A todo vapor, o governo de Donald Trump começa a tomar forma. Diferentemente do primeiro mandato, em que a improvisação e o caos revelavam a surpresa com a vitória do “outsider” e o descontrole no partido republicano (e também em grande parte da burguesia mais concentrada), desta vez, pelo menos dois influentes think tanks da direita conservadora – a Heritage Foundation, de inspiração reaganiana, e seu concorrente, o America First Policy Institute (AFPI) – vêm trabalhando desde a derrota eleitoral de 2020 no desenho da próxima administração republicana e na “institucionalização do trumpismo”. O AFPI afirma ter preparadas cerca de 300 ordens executivas (equivalentes aos decretos presidenciais), uma série de medidas reacionárias e de alto impacto com as quais Trump iniciaria sua presidência em 20 de janeiro.
Um detalhe curioso: o AFPI organizou a última Conferência Política de Ação Conservadora para celebrar a vitória de Trump em sua residência de Mar-a-Lago, uma espécie de missa da extrema direita e dos grandes milionários, que contou com a presença do presidente argentino Javier Milei, um devoto servidor do trumpismo e do imperialismo norte-americano.
O “segundo tempo” de Trump vem carregado de espírito revanchista. Desta vez, o programa político de Trump e do movimento MAGA (Make America Great Again), que tomou completamente o Grand Old Party, vai além do conhecido coquetel de guerra comercial contra a China, sanções punitivas, protecionismo, desregulamentações, cortes de impostos para os ricos, guerras culturais (ou, melhor dizendo, ataques a direitos democráticos) e políticas anti-imigração. O objetivo explícito da nova administração republicana é realizar uma purga na burocracia estatal em todos os níveis, possivelmente começando pelo próprio Pentágono e pelas agências da chamada “comunidade de inteligência” (FBI, CIA, etc.), substituindo os cargos por funcionários leais.

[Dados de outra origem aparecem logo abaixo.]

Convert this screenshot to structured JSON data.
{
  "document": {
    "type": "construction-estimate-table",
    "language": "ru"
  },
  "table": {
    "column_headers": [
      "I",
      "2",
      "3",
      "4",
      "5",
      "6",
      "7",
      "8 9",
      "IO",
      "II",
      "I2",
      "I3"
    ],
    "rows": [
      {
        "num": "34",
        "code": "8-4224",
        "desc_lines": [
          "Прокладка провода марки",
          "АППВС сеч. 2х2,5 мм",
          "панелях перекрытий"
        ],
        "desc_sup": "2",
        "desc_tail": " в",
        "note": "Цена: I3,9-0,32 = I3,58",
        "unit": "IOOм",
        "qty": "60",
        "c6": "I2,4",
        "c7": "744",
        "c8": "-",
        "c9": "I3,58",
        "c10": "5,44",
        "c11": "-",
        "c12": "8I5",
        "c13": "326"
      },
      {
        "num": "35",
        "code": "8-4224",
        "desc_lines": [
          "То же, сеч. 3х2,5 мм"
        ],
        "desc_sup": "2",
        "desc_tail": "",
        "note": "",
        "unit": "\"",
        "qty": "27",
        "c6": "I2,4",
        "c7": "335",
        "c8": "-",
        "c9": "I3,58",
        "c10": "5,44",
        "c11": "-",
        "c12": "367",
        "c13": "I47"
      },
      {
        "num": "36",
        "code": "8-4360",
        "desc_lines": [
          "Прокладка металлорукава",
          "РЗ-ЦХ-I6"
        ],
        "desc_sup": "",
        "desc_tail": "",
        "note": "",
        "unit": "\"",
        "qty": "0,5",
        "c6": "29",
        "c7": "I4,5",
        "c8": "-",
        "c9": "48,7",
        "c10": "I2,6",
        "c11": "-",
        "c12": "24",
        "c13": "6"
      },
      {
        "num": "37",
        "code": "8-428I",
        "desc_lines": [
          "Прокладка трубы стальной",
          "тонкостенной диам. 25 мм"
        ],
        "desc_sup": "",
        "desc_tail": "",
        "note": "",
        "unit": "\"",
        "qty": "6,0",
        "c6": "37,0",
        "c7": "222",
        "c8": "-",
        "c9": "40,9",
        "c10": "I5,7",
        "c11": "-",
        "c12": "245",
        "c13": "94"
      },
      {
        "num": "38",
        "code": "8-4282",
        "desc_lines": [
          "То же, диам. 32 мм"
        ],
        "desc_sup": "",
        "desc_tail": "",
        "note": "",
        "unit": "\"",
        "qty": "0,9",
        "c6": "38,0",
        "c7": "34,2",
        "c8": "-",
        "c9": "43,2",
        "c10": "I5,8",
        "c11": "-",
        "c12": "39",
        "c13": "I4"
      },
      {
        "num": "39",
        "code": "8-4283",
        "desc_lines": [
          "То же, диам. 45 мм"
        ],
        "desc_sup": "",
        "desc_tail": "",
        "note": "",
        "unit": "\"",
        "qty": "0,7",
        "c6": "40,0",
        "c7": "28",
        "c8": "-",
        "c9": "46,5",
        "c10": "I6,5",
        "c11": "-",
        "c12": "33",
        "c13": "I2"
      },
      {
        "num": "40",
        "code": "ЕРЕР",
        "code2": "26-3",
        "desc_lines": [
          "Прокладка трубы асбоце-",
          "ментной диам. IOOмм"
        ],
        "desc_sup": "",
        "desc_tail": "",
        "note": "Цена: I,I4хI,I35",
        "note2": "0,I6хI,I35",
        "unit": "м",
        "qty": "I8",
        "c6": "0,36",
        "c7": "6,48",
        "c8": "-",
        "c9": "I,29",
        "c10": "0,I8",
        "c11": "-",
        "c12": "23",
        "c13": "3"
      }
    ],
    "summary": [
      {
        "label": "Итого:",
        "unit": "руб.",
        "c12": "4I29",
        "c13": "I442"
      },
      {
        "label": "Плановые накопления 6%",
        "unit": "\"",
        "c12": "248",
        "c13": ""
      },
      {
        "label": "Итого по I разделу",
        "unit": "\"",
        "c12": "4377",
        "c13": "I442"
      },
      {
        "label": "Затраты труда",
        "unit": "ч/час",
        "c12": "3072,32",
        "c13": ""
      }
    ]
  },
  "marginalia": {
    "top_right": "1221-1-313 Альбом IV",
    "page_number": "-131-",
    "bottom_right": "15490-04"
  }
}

A conclusão a que Trump chegou após seu primeiro mandato é que o aparato estatal – o chamado deep state – foi um obstáculo quase absoluto para a implementação de suas políticas. E, sobretudo, foi o que fez fracassar o golpe de 6 de janeiro de 2021, quando uma turba de simpatizantes de extrema direita, incitados pelo próprio Trump, tentou invadir o Capitólio para impedir a certificação da eleição do democrata Joe Biden. De certo modo, a vitória eleitoral de Trump em 2024 vem para completar e aprofundar essa obra inconclusa. Esse é o conteúdo do Project 2025, um ambicioso plano da direita conservadora que seu principal promotor, Kevin Roberts, definiu como uma “segunda revolução” norte-americana, embora tenha esclarecido que seria pacífica, desde que não enfrente “oposição da esquerda”.
Este projeto implica, de fato, um avanço sobre o equilíbrio de poderes – o famoso mecanismo de checks and balances – previsto na Constituição para moderar especialmente o poder do Executivo. Vale lembrar que, diante da radicalidade da proposta, Donald Trump precisou se distanciar, ainda que tenha funcionado como a “plataforma beta” da campanha republicana.
Embora ainda estejamos no campo das especulações políticas e hipóteses, uma rápida análise dos nomes escolhidos por Trump para ocupar os postos mais relevantes de sua próxima administração permite ter uma ideia das políticas que Washington adotará tanto no plano doméstico quanto na política externa.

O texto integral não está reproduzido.